Retro Scan

Use Retro Scan to search historical events and their activity chain based on specified criteria.

This criteria requires an object type and an item. The following table shows the required format for each object type:

Table 1. Valid Item Formats for Retro Scan



DNS record

Type a domain name accessed by an endpoint.




IP address

Type an IP address accessed by an endpoint.



File name

Type the full file name or the file extension.


  • wmiprvse

  • suhost

File path

Type the folder name or full path. If the folder name or full path cannot be determined, use an asterisk (*) as the keyword suffix to perform a partial match. A suffix refers to the last segment of an expression.

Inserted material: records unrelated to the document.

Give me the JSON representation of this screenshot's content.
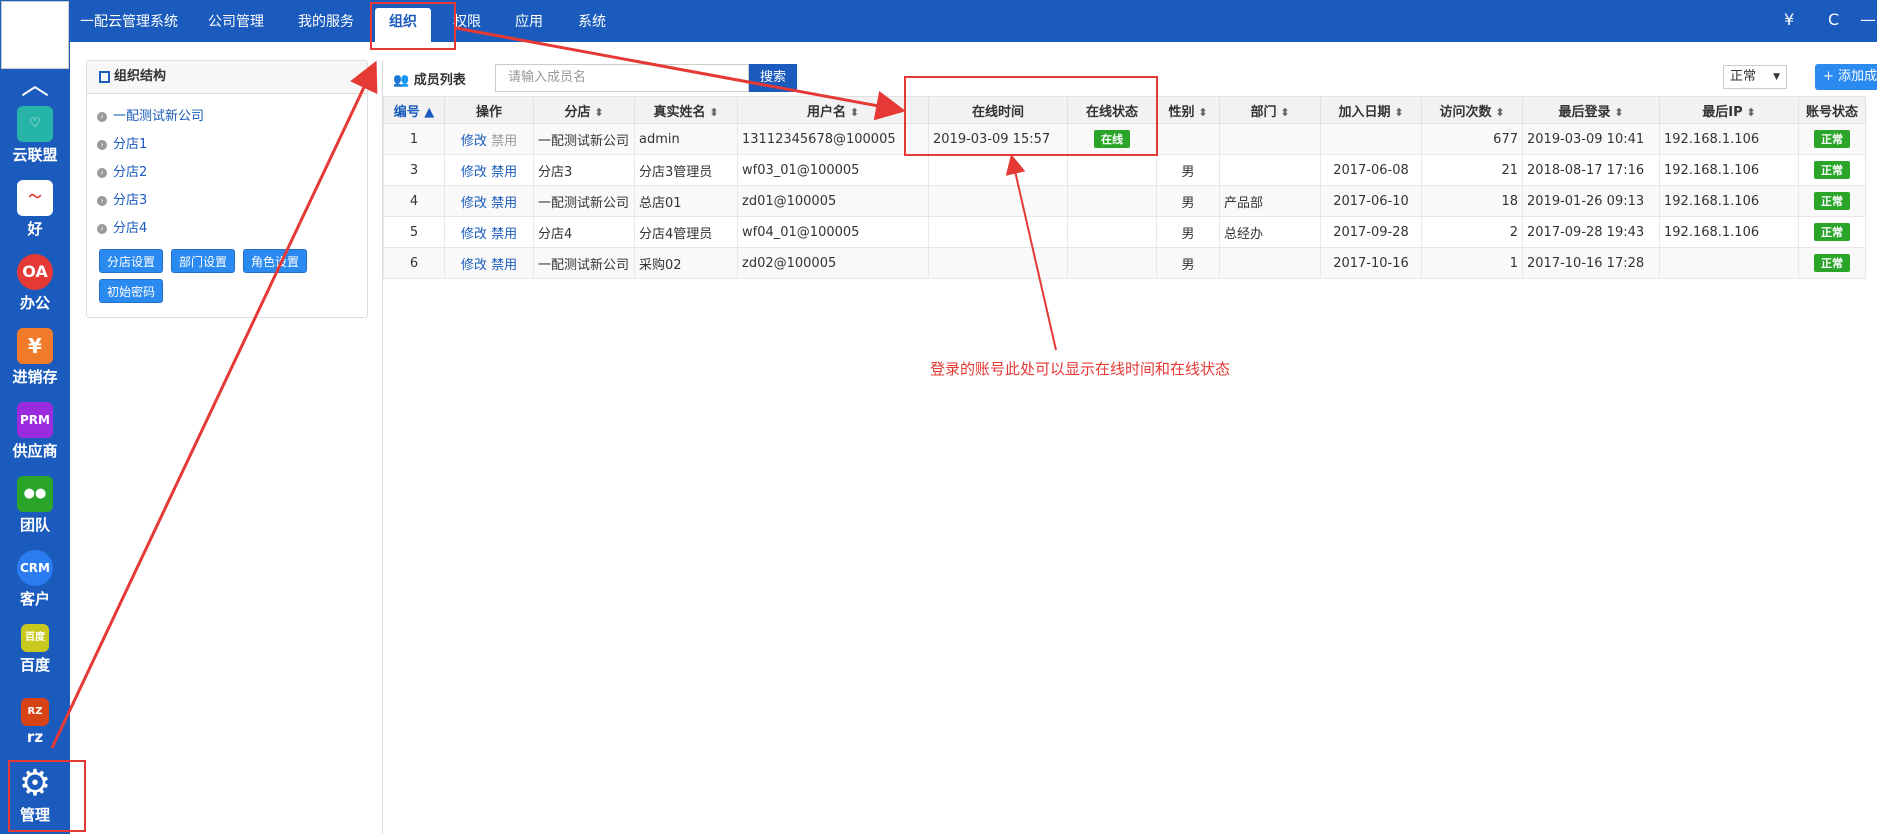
{
  "sidebar": {
    "apps": [
      {
        "label": "云联盟",
        "icon": "handshake-icon",
        "color": "#26b3a8",
        "glyph": "♡"
      },
      {
        "label": "好",
        "icon": "pulse-icon",
        "color": "#ffffff",
        "glyph": "〜"
      },
      {
        "label": "办公",
        "icon": "oa-icon",
        "color": "#e53935",
        "glyph": "OA"
      },
      {
        "label": "进销存",
        "icon": "yen-icon",
        "color": "#f07b2b",
        "glyph": "¥"
      },
      {
        "label": "供应商",
        "icon": "prm-icon",
        "color": "#9b2bdf",
        "glyph": "PRM"
      },
      {
        "label": "团队",
        "icon": "team-icon",
        "color": "#2aa52a",
        "glyph": "●●"
      },
      {
        "label": "客户",
        "icon": "crm-icon",
        "color": "#2b7cf0",
        "glyph": "CRM"
      },
      {
        "label": "百度",
        "icon": "baidu-icon",
        "color": "#c8c81e",
        "glyph": "百度"
      },
      {
        "label": "rz",
        "icon": "rz-icon",
        "color": "#d84315",
        "glyph": "RZ"
      },
      {
        "label": "管理",
        "icon": "gear-icon",
        "color": "#1a5bbd",
        "glyph": "⚙"
      }
    ]
  },
  "topnav": {
    "brand": "一配云管理系统",
    "items": [
      "公司管理",
      "我的服务",
      "组织",
      "权限",
      "应用",
      "系统"
    ],
    "active": "组织",
    "right_icons": [
      "¥",
      "C",
      "—"
    ]
  },
  "org": {
    "title": "组织结构",
    "nodes": [
      "一配测试新公司",
      "分店1",
      "分店2",
      "分店3",
      "分店4"
    ],
    "buttons": [
      "分店设置",
      "部门设置",
      "角色设置",
      "初始密码"
    ]
  },
  "members": {
    "title": "成员列表",
    "search_placeholder": "请输入成员名",
    "search_button": "搜索",
    "status_select": "正常",
    "add_button": "添加成员",
    "columns": [
      "编号",
      "操作",
      "分店",
      "真实姓名",
      "用户名",
      "在线时间",
      "在线状态",
      "性别",
      "部门",
      "加入日期",
      "访问次数",
      "最后登录",
      "最后IP",
      "账号状态"
    ],
    "rows": [
      {
        "id": "1",
        "edit": "修改",
        "disable": "禁用",
        "branch": "一配测试新公司",
        "name": "admin",
        "user": "13112345678@100005",
        "online_time": "2019-03-09 15:57",
        "online_status": "在线",
        "gender": "",
        "dept": "",
        "join": "",
        "visits": "677",
        "last_login": "2019-03-09 10:41",
        "ip": "192.168.1.106",
        "status": "正常"
      },
      {
        "id": "3",
        "edit": "修改",
        "disable": "禁用",
        "branch": "分店3",
        "name": "分店3管理员",
        "user": "wf03_01@100005",
        "online_time": "",
        "online_status": "",
        "gender": "男",
        "dept": "",
        "join": "2017-06-08",
        "visits": "21",
        "last_login": "2018-08-17 17:16",
        "ip": "192.168.1.106",
        "status": "正常"
      },
      {
        "id": "4",
        "edit": "修改",
        "disable": "禁用",
        "branch": "一配测试新公司",
        "name": "总店01",
        "user": "zd01@100005",
        "online_time": "",
        "online_status": "",
        "gender": "男",
        "dept": "产品部",
        "join": "2017-06-10",
        "visits": "18",
        "last_login": "2019-01-26 09:13",
        "ip": "192.168.1.106",
        "status": "正常"
      },
      {
        "id": "5",
        "edit": "修改",
        "disable": "禁用",
        "branch": "分店4",
        "name": "分店4管理员",
        "user": "wf04_01@100005",
        "online_time": "",
        "online_status": "",
        "gender": "男",
        "dept": "总经办",
        "join": "2017-09-28",
        "visits": "2",
        "last_login": "2017-09-28 19:43",
        "ip": "192.168.1.106",
        "status": "正常"
      },
      {
        "id": "6",
        "edit": "修改",
        "disable": "禁用",
        "branch": "一配测试新公司",
        "name": "采购02",
        "user": "zd02@100005",
        "online_time": "",
        "online_status": "",
        "gender": "男",
        "dept": "",
        "join": "2017-10-16",
        "visits": "1",
        "last_login": "2017-10-16 17:28",
        "ip": "",
        "status": "正常"
      }
    ]
  },
  "annotation": {
    "note": "登录的账号此处可以显示在线时间和在线状态",
    "color": "#e53935"
  }
}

For example, to search for c:\windows\system32\wbem\wmiprvse.exe, use any of the following keywords:

  • windows

  • win*

  • system32

  • system*

  • wbem

  • wmiprvse

  • wmi*

SHA-1 hash values

Type the SHA-1 hash value of a file.



MD5 hash values

Type the MD5 hash value of a file.



User account

Type the name of the Active Directory account or local user.


  • Active Directory user (<domain>\<user name>): jp\jane_doe

  • Local user (<user name>): jane_doe

  • A Retro Scan investigation can include up to 128 search criteria.

  • Free-form search supports partial matching of terms, provided that the term does not include spaces.

  • Search conditions are NOT case-sensitive.